Le Palais de justice de Libreville est en ébullition. Depuis le lundi 10 novembre, s’y déroule un procès d’une ampleur inédite, qui lève le voile sur l’un des plus grands scandales politico-financiers de l’histoire du Gabon.
Au cœur de la tourmente : Sylvia Aimée Marie Valentin Bongo, l’ancienne Première Dame, son fils Noureddine Bongo Valentin, ex-coordinateur général des affaires présidentielles, et dix de leurs proches, accusés d’avoir mis la main sur les caisses de l’État pour bâtir un empire privé tentaculaire.
Le dossier, baptisé par les enquêteurs « Young Team », révèle un système de prédation méthodique, où politique, affaires et vie mondaine se confondaient dans une démesure insolente.
Un procès qui dévoile l’envers du pouvoir
Les chefs d’accusation donnent la mesure du scandale : détournement de fonds publics, recel, corruption, blanchiment de capitaux, concussion, association de malfaiteurs, instigation de faux, troubles électoraux… La lecture de l’arrêt de renvoi a révélé l’ampleur du pillage présumé : des milliards de francs CFA, détournés pour entretenir le luxe effréné d’une élite coupée du réel.
Les juges ont découvert une constellation de sociétés-écrans et de biens dissimulés sous des SCI, des comptes bancaires à l’étranger, des résidences à Londres, Marrakech ou la Pointe Denis, et des dizaines de véhicules de prestige.
Un véritable État dans l’État, où l’argent public finançait les plaisirs privés du clan présidentiel.
“Young Team” : la machine à milliards
Selon le dossier, Noureddine Bongo Valentin aurait dirigé la manœuvre, entouré de ses fidèles. À travers des structures telles que Africa Dream, Ambowé ou Mayena Group, il aurait investi massivement dans l’immobilier, les mines, et même l’aéronautique, partageant un avion privé avec sa mère.

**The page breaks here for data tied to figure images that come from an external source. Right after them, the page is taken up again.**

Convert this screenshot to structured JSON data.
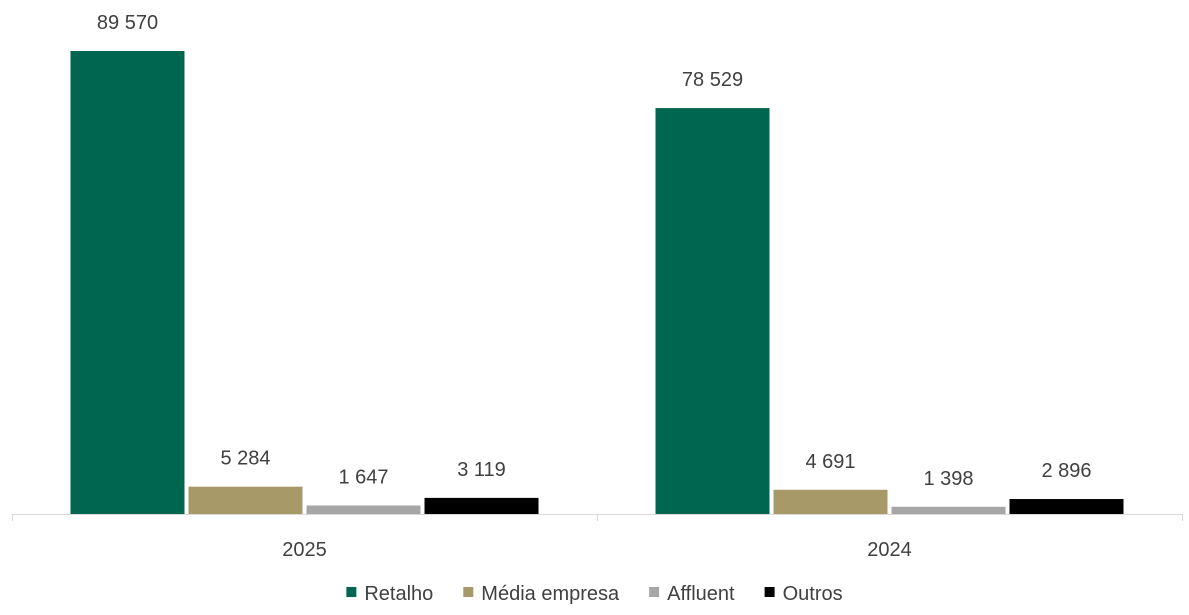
{
  "chart_data": {
    "type": "bar",
    "categories": [
      "2025",
      "2024"
    ],
    "series": [
      {
        "name": "Retalho",
        "values": [
          89570,
          78529
        ],
        "labels": [
          "89 570",
          "78 529"
        ],
        "color": "#00664F"
      },
      {
        "name": "Média empresa",
        "values": [
          5284,
          4691
        ],
        "labels": [
          "5 284",
          "4 691"
        ],
        "color": "#A89968"
      },
      {
        "name": "Affluent",
        "values": [
          1647,
          1398
        ],
        "labels": [
          "1 647",
          "1 398"
        ],
        "color": "#A6A6A6"
      },
      {
        "name": "Outros",
        "values": [
          3119,
          2896
        ],
        "labels": [
          "3 119",
          "2 896"
        ],
        "color": "#000000"
      }
    ],
    "title": "",
    "xlabel": "",
    "ylabel": "",
    "ylim": [
      0,
      89570
    ],
    "grid": false,
    "legend": "bottom",
    "axis_color": "#D9D9D9"
  }
}
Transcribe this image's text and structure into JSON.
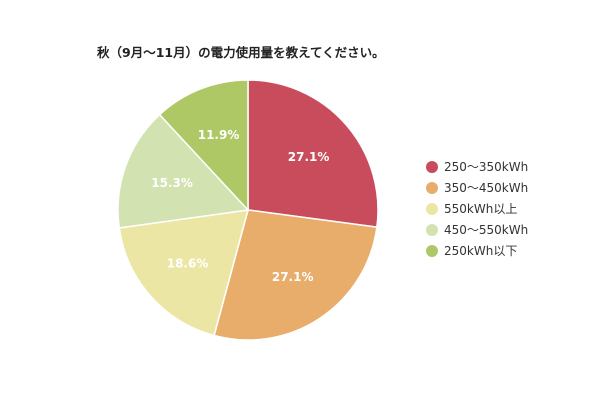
{
  "chart_data": {
    "type": "pie",
    "title": "秋（9月〜11月）の電力使用量を教えてください。",
    "slices": [
      {
        "label": "250〜350kWh",
        "value": 27.1,
        "value_label": "27.1%",
        "color": "#c94c5c"
      },
      {
        "label": "350〜450kWh",
        "value": 27.1,
        "value_label": "27.1%",
        "color": "#e8ac6b"
      },
      {
        "label": "550kWh以上",
        "value": 18.6,
        "value_label": "18.6%",
        "color": "#ebe6a4"
      },
      {
        "label": "450〜550kWh",
        "value": 15.3,
        "value_label": "15.3%",
        "color": "#d3e2b1"
      },
      {
        "label": "250kWh以下",
        "value": 11.9,
        "value_label": "11.9%",
        "color": "#aec866"
      }
    ],
    "legend_position": "right"
  }
}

Sylvia Bongo, quant à elle, aurait contrôlé un patrimoine vertigineux :
SCI Mars, Green Équatoriale, Sable, Paradis, Lilya, Sunset Beach… Des immeubles face à la Baie des Rois, des terrains à Nkok, des villas au bord de mer, des propriétés à Londres et Marrakech, et des millions d’euros sur des comptes suisses.

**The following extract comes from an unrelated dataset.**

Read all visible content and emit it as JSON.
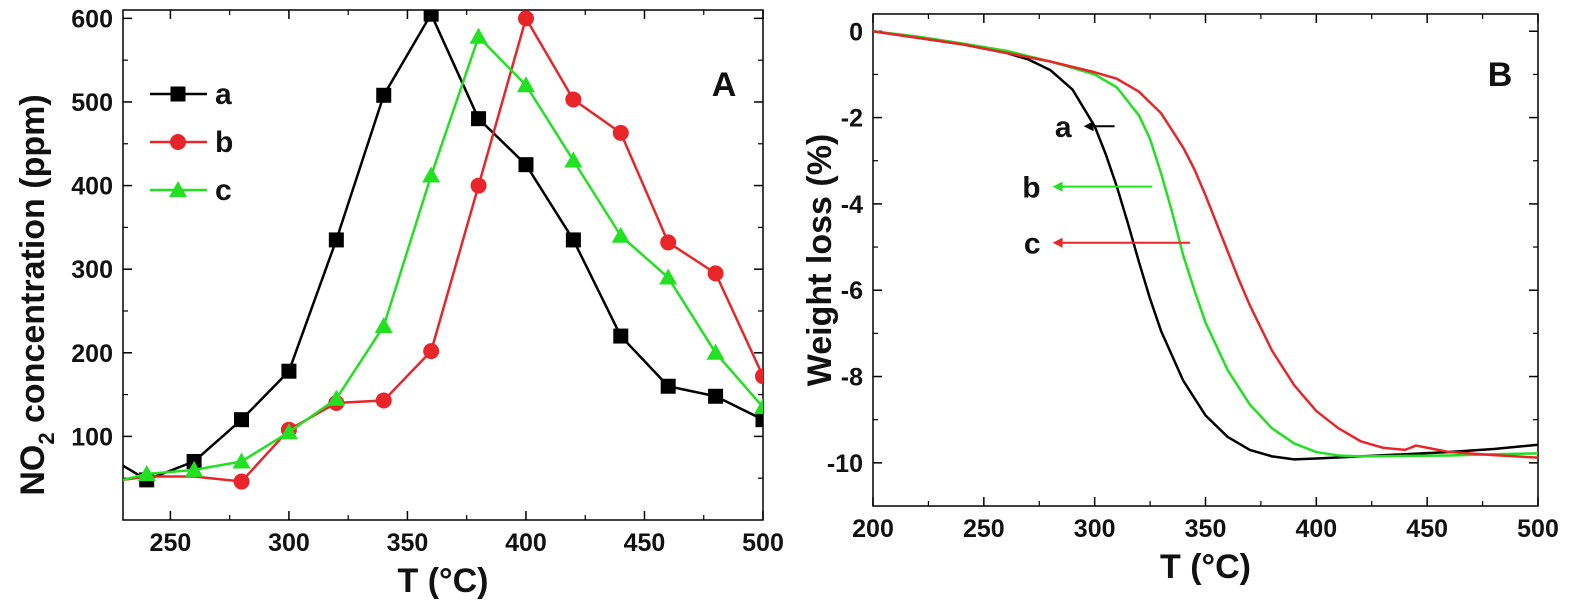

Une couronne de fidèles enrichis
Autour d’eux, une nébuleuse d’alliés tout aussi prospères.
Mohamed Ali Saliou, véritable homme de l’ombre, détiendrait un patrimoine de plus de 700 millions de FCFA, un hôtel, des mini-cités et seize voitures de luxe.
Ian Ghislain Ngoulou, ancien conseiller politique, serait propriétaire de 27 villas avec piscines et d’une maison à Franceville.
Abdoul Oceni Ossa, présenté comme le bras droit de Noureddine, aurait investi dans un complexe de 13 villas et un appartement à Dubaï.
Même les profils secondaires ont profité de la manne
Jessye Ella Ekogha, ancien porte-parole de la présidence, disposerait de plus de 200 millions de FCFA, d’un marché à Bitam, et d’un compte en France.
Cyriaque Mvourandjiami posséderait plusieurs résidences et un parc automobile de haut standing.
Quant à Steeve Nzegho Dieko, ex-directeur de cabinet politique, il aurait acquis plusieurs terrains et maisons entre Libreville, Makokou et Marseille 2, certains achetés « cash ».
“Nous étions bien payés”, se défendent les accusés
À la barre, les mis en cause adoptent la même ligne : tous affirment que leurs biens proviennent de leurs salaires, primes et gratifications.
Une défense que le ministère public juge “irréaliste”, au regard des sommes astronomiques et des acquisitions “hors de proportion avec leurs revenus officiels”.
Pour les observateurs, ce procès historique n’est pas seulement celui d’un clan déchu — il marque aussi la fin d’une ère d’impunité, celle où les caisses de l’État étaient traitées comme un patrimoine privé.
L’audience, suspendue ce mardi soir, reprendra ce mercredi 12 novembre avec la comparution des accusés présents.
Le pays, lui, observe, entre colère et sidération, la chute d’un système où le luxe insolent et la corruption régnaient en maître.